Susan Greenberg: My two terms on the Beaverton School Board give me the needed experience to tackle the immense challenges our schools are facing right now. As a board member, I've championed increased support for struggling students, worked to create more inclusive and safe school environments, and helped add programs for college prep, music, and math so students have more diverse learning opportunities.
In addition to my work on the school board, both of my children attended Beaverton School District schools and I have a long record of advocacy for improving our schools, including fighting for more funding for our schools as a Stand for Children leader and serving on the Beaverton Education Board, and years of volunteer leadership in our schools. I would be honored to have your vote again this May.
Jeanette Schade: I have over 23 years' experience in education. My master's degree is in teaching, and I've worked as a teacher's assistant, a substitute teacher and an English teacher at public, charter and alternative schools, with special education (SPED) and English as a Second Language (ESL) students and at a variety of grade levels. I also have three children, so I also have the perspective of having been a parent with students in school.
Karen Peréz-Da Silva: In getting here today, I have experienced immigrating to the U.S. as a child and growing-up in Oregon within a multilingual and multicultural family. I experienced elementary school as a student in special education, and then went on to study special education while earning a doctorate in education leadership to innovate educational spaces alongside my community. I have grown up in situational poverty, within a very loving family and community that supported me to thrive through educational opportunities.
In my free time, I also serve as the Vice President of the Oregon Association of Latino Administrators, a leader of the Barnes Elementary Madres Unidas and as a member of the Barnes PTB.
My lived experiences as a lifelong learner, mother, daughter and educational leader in Beaverton, Eugene and in Oregon along with my dedication to our students and community, make me uniquely positioned to be your next Beaverton School District Board member for Zone 2. I will hit the ground running during this critical time in our education with a thoughtful and experienced approach that always puts our students first.
Fuhua Xu: My education background and work experience (research scientist, instructor, tutor, board member) make me suitable for this role of supporting the students.
Sunita Garg: I believe my years of experience as an accountant and financial controller will allow me to critically analyze and provide feedback on BSD's budget. I believe that great school board members should attend and actively participate in school board meetings and engage with the local community. In addition, I plan to work closely with students, parents, teachers, and administrators to understand how the school district can best meet their needs. If elected, I look forward to working closely with fellow school board members on these goals.
Saralyn Dougall: Having two Beaverton School District graduates and one more this year, also having children still in the Beaverton schools both in high school and elementary school — I am the best candidate because I am fully immersed in the Beaverton school experience. I have served and will continue to serve my community, friends and family as I give voice to the concerns of the traditional American family.

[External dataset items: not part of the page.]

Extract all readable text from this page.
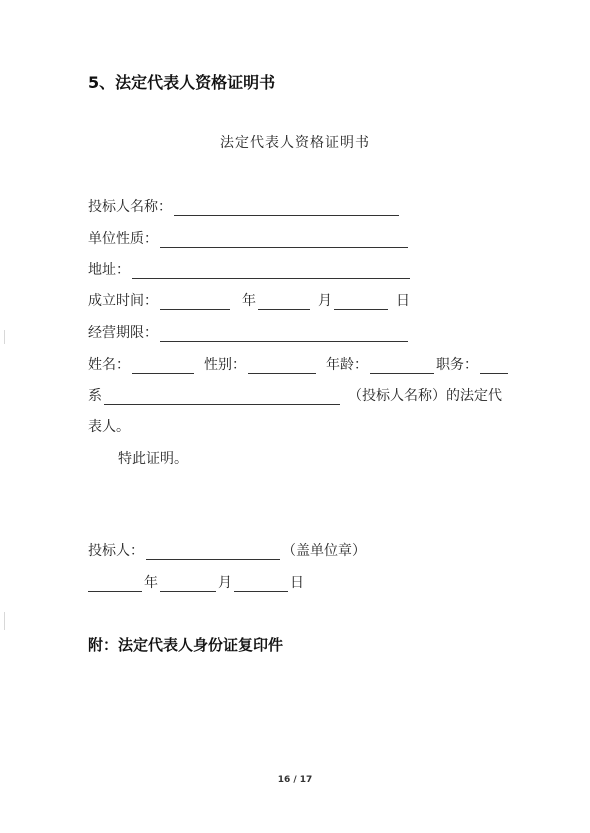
5、法定代表人资格证明书
法定代表人资格证明书
投标人名称：
单位性质：
地址：
成立时间：	年	月	日
经营期限：
姓名：	性别：	年龄：	职务：
系	（投标人名称）的法定代
表人。
特此证明。
投标人：	（盖单位章）
年	月	日
附：法定代表人身份证复印件
16 / 17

LeeAnn Larsen: I work with a collaborative spirit and am a good listener and learner. I am committed to public education and have shown my leadership skills over the past 12 years as a board member in Beaverton and as an Oregon School Boards Association board member for seven years. My experience and expertise have prepared me to serve in this role.
Ugonna Enyinnaya: My legal training and experience instilled in me strong advocacy skills. If elected, I would advocate for our vulnerable community members and be a voice that will bring representation for our underserved and underrepresented communities.
Editor's note: Due to an editing error, an earlier version of this Q&A transposed candidate Jeanette Schade's responses to the third and fourth questions. The feature has been corrected. Candidate Fuhua Xu did not provide a photo upon request.